Can All Operators Be Expressed as Scaled Products of Projectors?

[cire]

if K=|a><b| where |a> and |b> are two vectors of the state space.
I'm trying to show that K can always be written in the form K=gPQ where g is a constant and P and Q are projectors.
this is what I get:
K=|a><b|
<a|b>K=<a|b>|a><b| multiplying by the number <a|b>
<a|b>K=|a><a|b>|<b| inserting that number in between
P=|a><a|
Q=|b><b|
g=<a|b>^-1
so I proved if the vectors are not orthogonal, how to prove it when they are?

 

[vanesch]

so I proved if the vectors are not orthogonal, how to prove it when they are?

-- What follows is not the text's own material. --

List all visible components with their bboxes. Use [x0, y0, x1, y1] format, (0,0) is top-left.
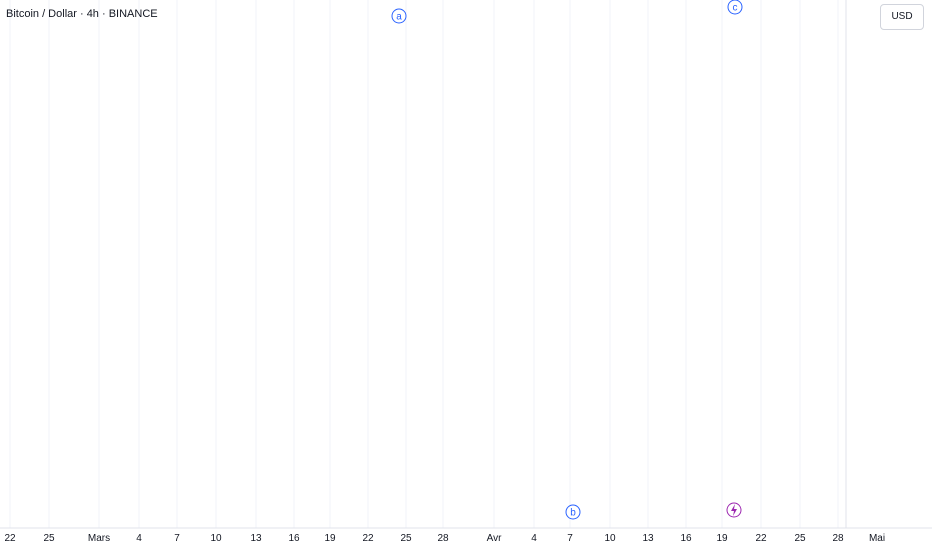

Intuitively I'd have a hard time imagining how you should be able to do this!
After all, what the original operator does, is to take a random vector, find its b component, and then reproduce an a component with the same length.
What you did in the non-orthogonal case was in fact to use Thales' theorem: you found the b component, which has (because of the non-orthogonality) itself of course still a small a component ; so you re-projected on a, and adjusted for the loss (the angle between a and b).

With 3 operators, I can see a solution: you project first on b, then on something like (a+b) and then finally on b, adjusting for the losses. But I have a hard time imagining, with 2 projectors, how to do so. I'm not saying it is impossible, just that I don't intuitively see how to do so.
You could also simply try to write down an equation, having each of the projectors to have as general a form as possible, like
P = ( u|a) + v|b) ) (u*(a| + v*(b| ) etc... and see if you can find a condition that works out.

cheers,
Patrick.

 

[CarlB]

Dear cire,

Your work is correct, and your comment that there is a problem when the vectors is orthogonal is also correct. If <a| and <b| are orthogonal, there is no possible way to solve the problem as stated.

Carl